June 6, 2017
From: Onaway
High school: Onaway High School
Major: mechanical engineering
Future: Nexteer, Systems Integration Engineer
Less than a year after a roadway crash claimed his left leg — and nearly his life — Alex Fullerton was where he belonged: back at full speed behind the wheel of an Indy-style car he helped build. His perseverance comes naturally.
Fullerton passed a finish line of sorts in May 2017 when he graduated from Saginaw Valley State University with a bachelor’s degree in mechanical engineering. The feat was one of several accomplishments the Onaway native earned since the lure of a collegiate race car program convinced him to enroll at the university in fall 2012.
The road that led to that point, though, started about one year earlier when his grandfather enticed Fullerton to help with a full-frame restoration of a 1970 Chevrolet Chevelle.
“It was in a jillion pieces in my parents’ garage,” he said. “We were basically patching rust. I just really enjoyed hanging out with my grandpa all summer.”
The experience provided Fullerton with a taste of life as an engineer. Fast forward about one year: Fullerton, attending an orientation session at SVSU, where he initially signed up as an exercise science major, watched a presentation by the adviser for the university’s Indy-style competitive race team. Brooks Byam, professor of mechanical engineering, was detailing the successful history of SVSU’s Cardinal Formula Racing program.
“My hand shot up,” Fullerton said. “I asked, ‘What class do I have to take to be on the race team?’ He said, ‘In order to work on this race car, you want to be an engineer.’”
Byam gave Fullerton a tour of the Carmona Family Performance Racing Lab where SVSU students had built some of the world’s fastest Indy-style vehicles to appear in collegiate competitions.
“I was hooked,” Fullerton said. “The rest is history.”
He spent his freshman year largely learning the ropes from the team’s more experienced student engineers. His sophomore season, Fullerton helped lead the members of the team focused on the vehicle’s suspension system.
In June 2014 — about one month after the team finished first in the acceleration category for having the fastest college race car in the annual Formula Society of Automotive Engineers Collegiate Design Series competition in Brooklyn, Michigan — Fullerton was driving his motorcycle on a ramp merging Interstate 75 with U.S. 10 when he hit a pothole. The impact sent him sideways, crashing into double-bottom tractor trailer.

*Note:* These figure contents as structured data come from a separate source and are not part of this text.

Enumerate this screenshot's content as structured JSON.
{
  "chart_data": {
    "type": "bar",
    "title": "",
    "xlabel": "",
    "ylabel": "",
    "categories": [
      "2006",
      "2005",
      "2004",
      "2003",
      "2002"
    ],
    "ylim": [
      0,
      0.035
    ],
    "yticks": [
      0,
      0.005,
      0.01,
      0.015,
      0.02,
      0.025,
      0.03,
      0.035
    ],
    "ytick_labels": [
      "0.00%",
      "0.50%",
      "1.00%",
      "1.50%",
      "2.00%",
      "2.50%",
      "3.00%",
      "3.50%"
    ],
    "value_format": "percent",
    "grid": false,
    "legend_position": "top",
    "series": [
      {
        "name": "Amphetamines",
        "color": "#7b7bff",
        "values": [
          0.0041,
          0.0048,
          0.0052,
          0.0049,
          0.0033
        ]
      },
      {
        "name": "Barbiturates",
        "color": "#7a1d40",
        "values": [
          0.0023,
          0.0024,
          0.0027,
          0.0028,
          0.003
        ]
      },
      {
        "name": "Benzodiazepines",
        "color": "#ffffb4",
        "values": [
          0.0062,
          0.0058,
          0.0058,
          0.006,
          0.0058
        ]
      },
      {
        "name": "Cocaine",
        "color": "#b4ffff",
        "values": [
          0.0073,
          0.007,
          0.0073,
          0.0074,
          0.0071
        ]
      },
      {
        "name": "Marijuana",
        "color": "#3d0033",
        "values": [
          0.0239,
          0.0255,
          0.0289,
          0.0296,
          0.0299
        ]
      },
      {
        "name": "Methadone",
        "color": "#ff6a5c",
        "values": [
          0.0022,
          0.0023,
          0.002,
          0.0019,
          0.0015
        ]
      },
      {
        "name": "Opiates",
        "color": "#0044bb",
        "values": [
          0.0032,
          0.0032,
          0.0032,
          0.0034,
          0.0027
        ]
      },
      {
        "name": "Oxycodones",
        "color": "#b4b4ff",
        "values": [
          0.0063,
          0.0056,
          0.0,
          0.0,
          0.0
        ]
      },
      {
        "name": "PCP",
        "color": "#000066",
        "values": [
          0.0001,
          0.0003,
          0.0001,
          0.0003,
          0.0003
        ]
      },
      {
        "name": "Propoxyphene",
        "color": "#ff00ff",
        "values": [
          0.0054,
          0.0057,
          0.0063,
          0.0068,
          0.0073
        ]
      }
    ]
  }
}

Byam, who described Fullerton as a “tough-minded” student, visited him in a trauma center following the crash.
“His whole family was there, looking distraught,” Byam recalled. “He was bright and smiling, and joking around. Nothing surprises me anymore with that kid. He loves to be challenged.”

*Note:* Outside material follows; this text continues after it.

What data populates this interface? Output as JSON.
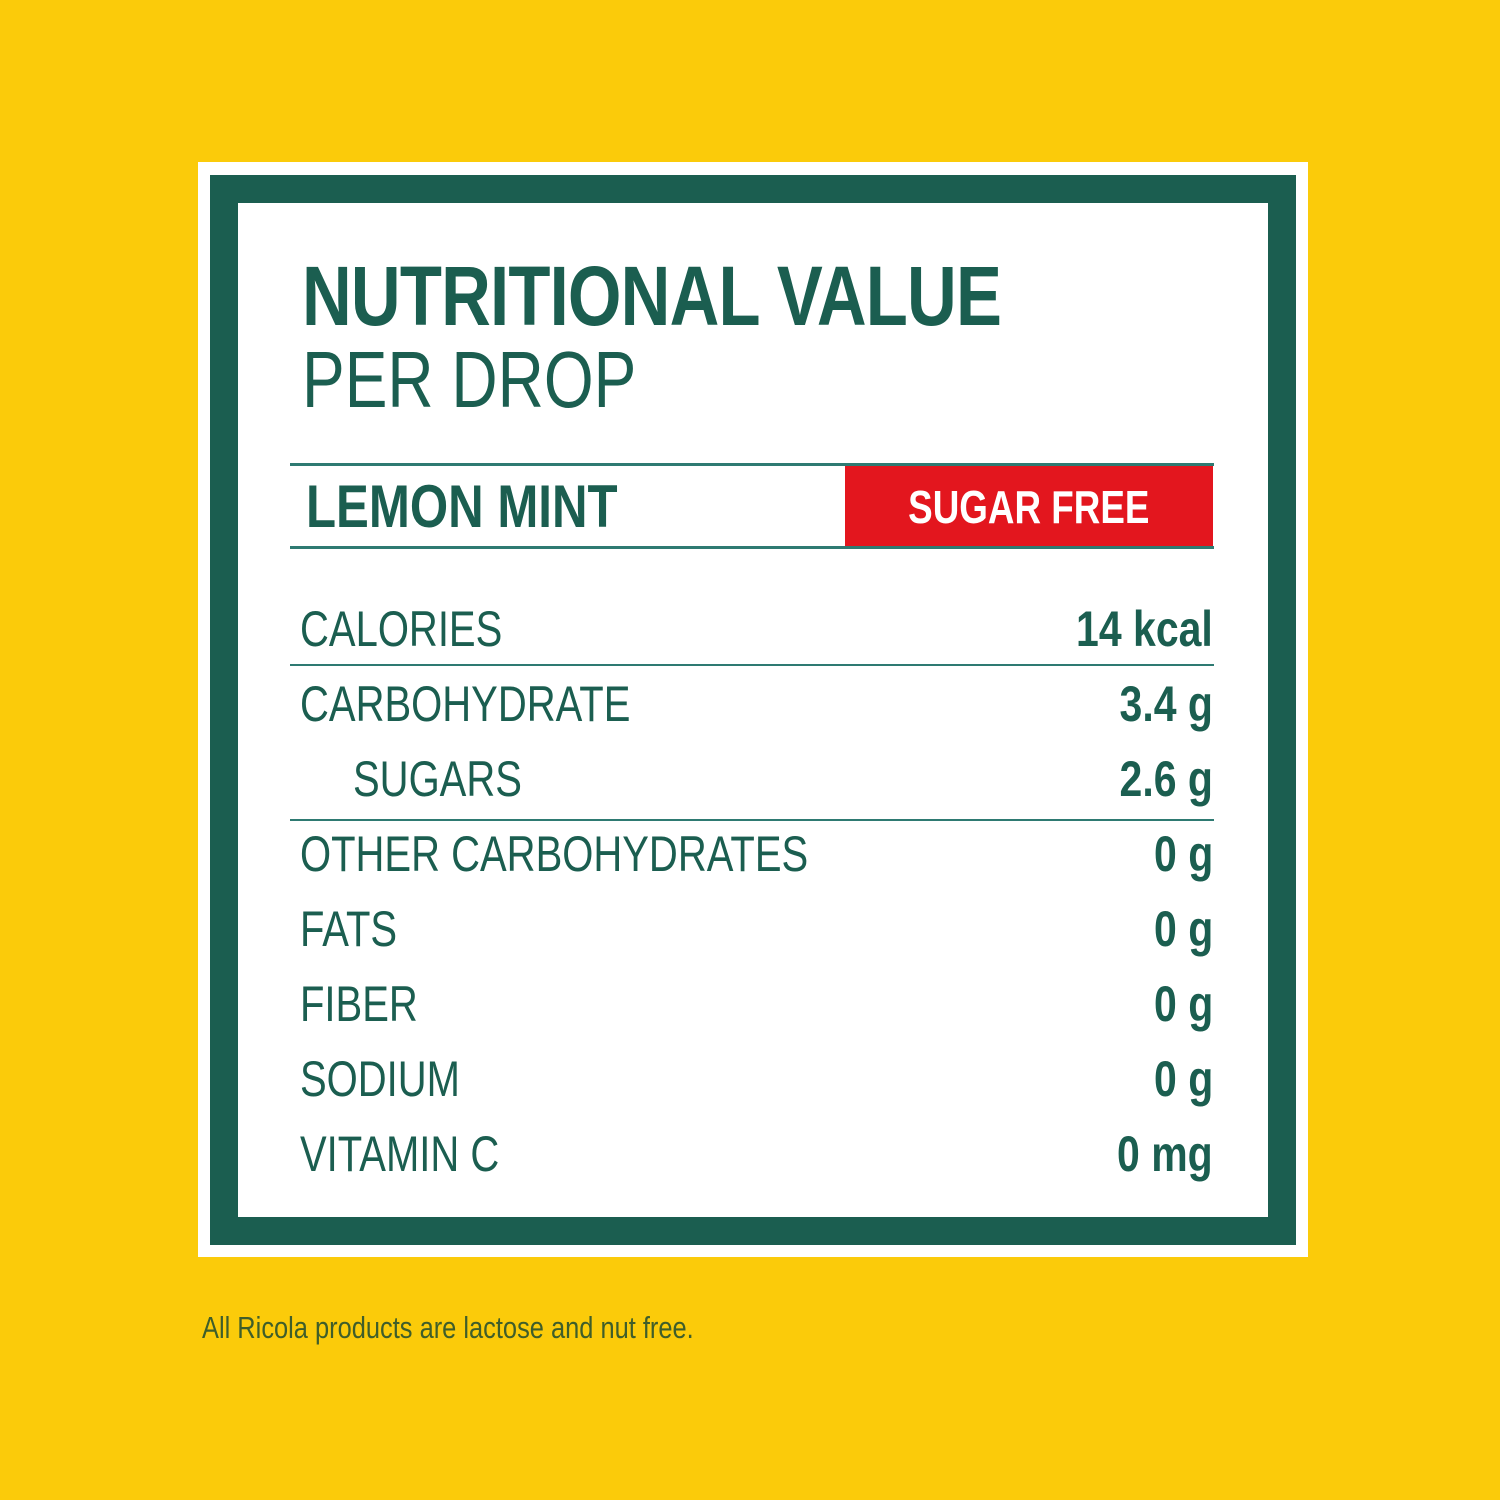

The crash nearly severed Fullerton’s leg below his knee. After doctors attempted to save the appendage, he was presented with an option: Endure months and months of surgical procedures that may allow him to keep his leg, or amputate.

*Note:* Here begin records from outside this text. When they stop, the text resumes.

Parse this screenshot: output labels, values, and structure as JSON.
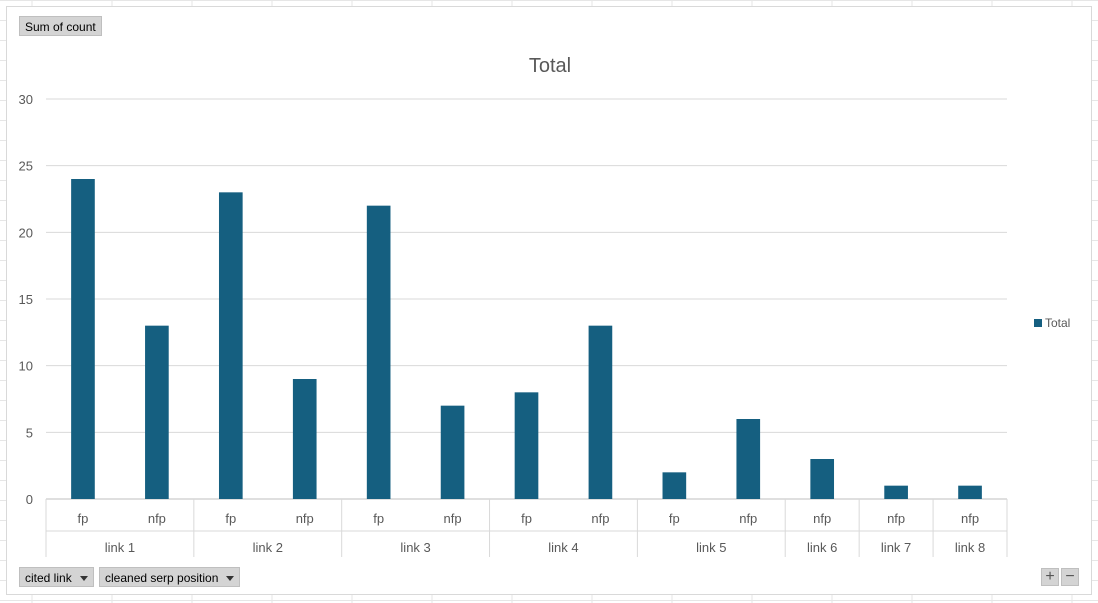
{
  "buttons": {
    "values_field": "Sum of count",
    "axis_field_1": "cited link",
    "axis_field_2": "cleaned serp position",
    "zoom_in": "+",
    "zoom_out": "−"
  },
  "colors": {
    "bar": "#155f80",
    "grid": "#d9d9d9",
    "text": "#595959"
  },
  "chart_data": {
    "type": "bar",
    "title": "Total",
    "xlabel": "",
    "ylabel": "",
    "ylim": [
      0,
      30
    ],
    "yticks": [
      0,
      5,
      10,
      15,
      20,
      25,
      30
    ],
    "grid": true,
    "legend_position": "right",
    "groups": [
      {
        "label": "link 1",
        "categories": [
          "fp",
          "nfp"
        ]
      },
      {
        "label": "link 2",
        "categories": [
          "fp",
          "nfp"
        ]
      },
      {
        "label": "link 3",
        "categories": [
          "fp",
          "nfp"
        ]
      },
      {
        "label": "link 4",
        "categories": [
          "fp",
          "nfp"
        ]
      },
      {
        "label": "link 5",
        "categories": [
          "fp",
          "nfp"
        ]
      },
      {
        "label": "link 6",
        "categories": [
          "nfp"
        ]
      },
      {
        "label": "link 7",
        "categories": [
          "nfp"
        ]
      },
      {
        "label": "link 8",
        "categories": [
          "nfp"
        ]
      }
    ],
    "series": [
      {
        "name": "Total",
        "values": [
          24,
          13,
          23,
          9,
          22,
          7,
          8,
          13,
          2,
          6,
          3,
          1,
          1
        ]
      }
    ]
  }
}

“It was a no-brainer decision for me,” he said. “I told them to amputate.”
But Fullerton made a request to his doctors: that he could drive again. And, after receiving his first prosthetic leg in November 2015, Fullerton was back in SVSU’s hallways and working with the Cardinal Formula Racing team. He helped test-drive the car less than six months later.
“It felt great,” he said of the experience.
Being a member of that year’s team also was especially fulfilling. The group’s car placed 26th among the 110 institutions competing. The finish was tops among the institutions without a graduate program in engineering. Fullerton and others involved with the team say the vehicle likely would have performed even better if not for the 10-cent oil line that broke during the competition.
“That was probably the best car that’s ever come out of SVSU,” Fullerton said. “It was elegant and designed very well.”
He remained on the Formula Racing team throughout his SVSU tenure, including this year, when he served largely as a mentor.
He accepted a full-time job as a systems integration engineer at Nexteer Automotive, starting in June 2017, although Fullerton has worked at the automotive manufacturer for months through a co-op program set up by SVSU’s Career Services.
His dream job involves working for a competitive racing team in NASCAR or another league.
“Racing is where I want to be,” he said.
Fullerton said he is thankful for the opportunities SVSU presented him, even as he struggled to overcome the physical challenges he faced outside of the classroom and body shop.
“Maybe I got lucky to fall into this,” he said. “I did something right.”